The five-planet Nice model is a recent variation of the Nice model that begins with five giant planets, the current four plus an additional ice giant, in a chain of mean-motion resonances. After the resonance chain is broken, the five giant planets undergo a period of planetesimal-driven migration, followed by a gravitational instability similar to that in the original Nice model. During the instability the additional giant planet is scattered inward onto a Jupiter-crossing orbit and is ejected from the Solar System following an encounter with Jupiter. An early Solar System with five giant planets was proposed in 2011 after numerical models indicated that this is more likely to reproduce the current Solar System.
Current theories of planetary formation do not allow for the accretion of Uranus and Neptune in their present positions. The protoplanetary disk was too diffuse and the time scales too long for them to form via planetesimal accretion before the gas disk dissipated, and numerical models indicate that later accretion would be halted once Pluto-sized planetesimals formed. Although more recent models including pebble accretion allow for faster growth the inward migration of the planets due to interactions with the gas disk leave them in closer orbits.
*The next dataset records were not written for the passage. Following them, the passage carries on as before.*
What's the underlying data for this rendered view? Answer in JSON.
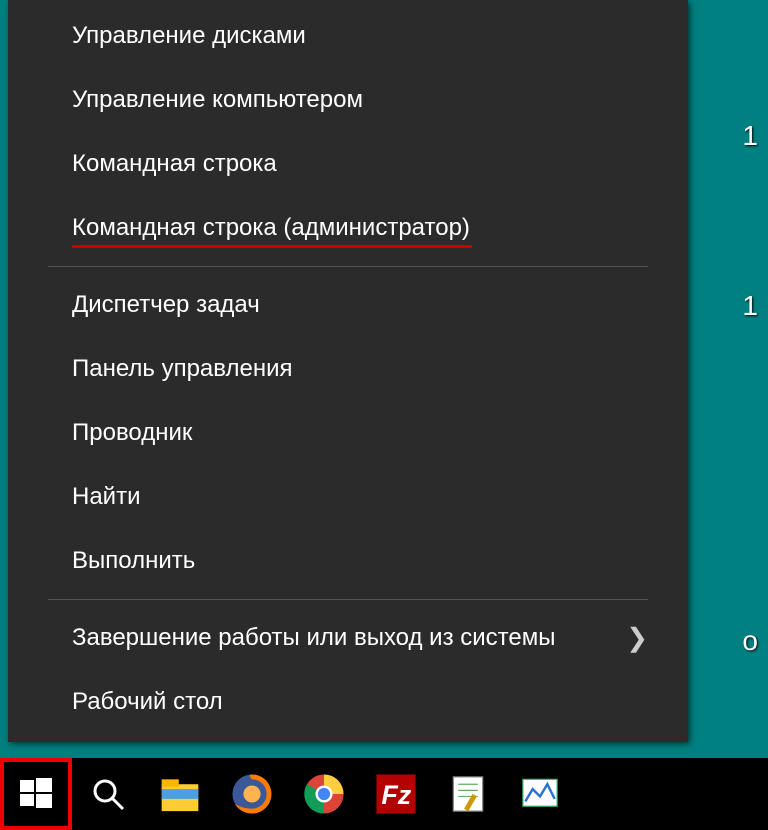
{
  "menu": {
    "items": [
      {
        "label": "Управление дисками",
        "name": "menu-item-disk-management",
        "has_submenu": false
      },
      {
        "label": "Управление компьютером",
        "name": "menu-item-computer-management",
        "has_submenu": false
      },
      {
        "label": "Командная строка",
        "name": "menu-item-command-prompt",
        "has_submenu": false
      },
      {
        "label": "Командная строка (администратор)",
        "name": "menu-item-command-prompt-admin",
        "has_submenu": false,
        "highlighted": true
      },
      {
        "sep": true
      },
      {
        "label": "Диспетчер задач",
        "name": "menu-item-task-manager",
        "has_submenu": false
      },
      {
        "label": "Панель управления",
        "name": "menu-item-control-panel",
        "has_submenu": false
      },
      {
        "label": "Проводник",
        "name": "menu-item-file-explorer",
        "has_submenu": false
      },
      {
        "label": "Найти",
        "name": "menu-item-search",
        "has_submenu": false
      },
      {
        "label": "Выполнить",
        "name": "menu-item-run",
        "has_submenu": false
      },
      {
        "sep": true
      },
      {
        "label": "Завершение работы или выход из системы",
        "name": "menu-item-shutdown-signout",
        "has_submenu": true
      },
      {
        "label": "Рабочий стол",
        "name": "menu-item-desktop",
        "has_submenu": false
      }
    ]
  },
  "taskbar": {
    "buttons": [
      {
        "name": "start-button",
        "icon": "windows-logo-icon"
      },
      {
        "name": "search-button",
        "icon": "search-icon"
      },
      {
        "name": "file-explorer-button",
        "icon": "file-explorer-icon"
      },
      {
        "name": "firefox-button",
        "icon": "firefox-icon"
      },
      {
        "name": "chrome-button",
        "icon": "chrome-icon"
      },
      {
        "name": "filezilla-button",
        "icon": "filezilla-icon"
      },
      {
        "name": "notepadpp-button",
        "icon": "notepadpp-icon"
      },
      {
        "name": "resource-monitor-button",
        "icon": "resource-monitor-icon"
      }
    ]
  },
  "annotation": {
    "start_highlighted": true
  }
}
It is now widely accepted that the Solar System was initially more compact and that the outer planets migrated outward to their current positions. The planetesimal-driven migration of the outer planets was first described in 1984 by Fernandez and Ip. This process is driven by the exchange of angular momentum between the planets and planetesimals originating from an outer disk. Early dynamical models assumed that this migration was smooth. In addition to reproducing the current positions of the outer planets, these models offered explanations for: the populations of resonant objects in the Kuiper belt, the eccentricity of Pluto's orbit, the inclinations of the hot classical Kuiper belt objects and the retention of a scattered disk, and the low mass of Kuiper belt and the location of its outer edge near the 2:1 resonance with Neptune. However, these models failed to reproduce the eccentricities of the outer planets, leaving them with very small eccentricities at the end of the migration.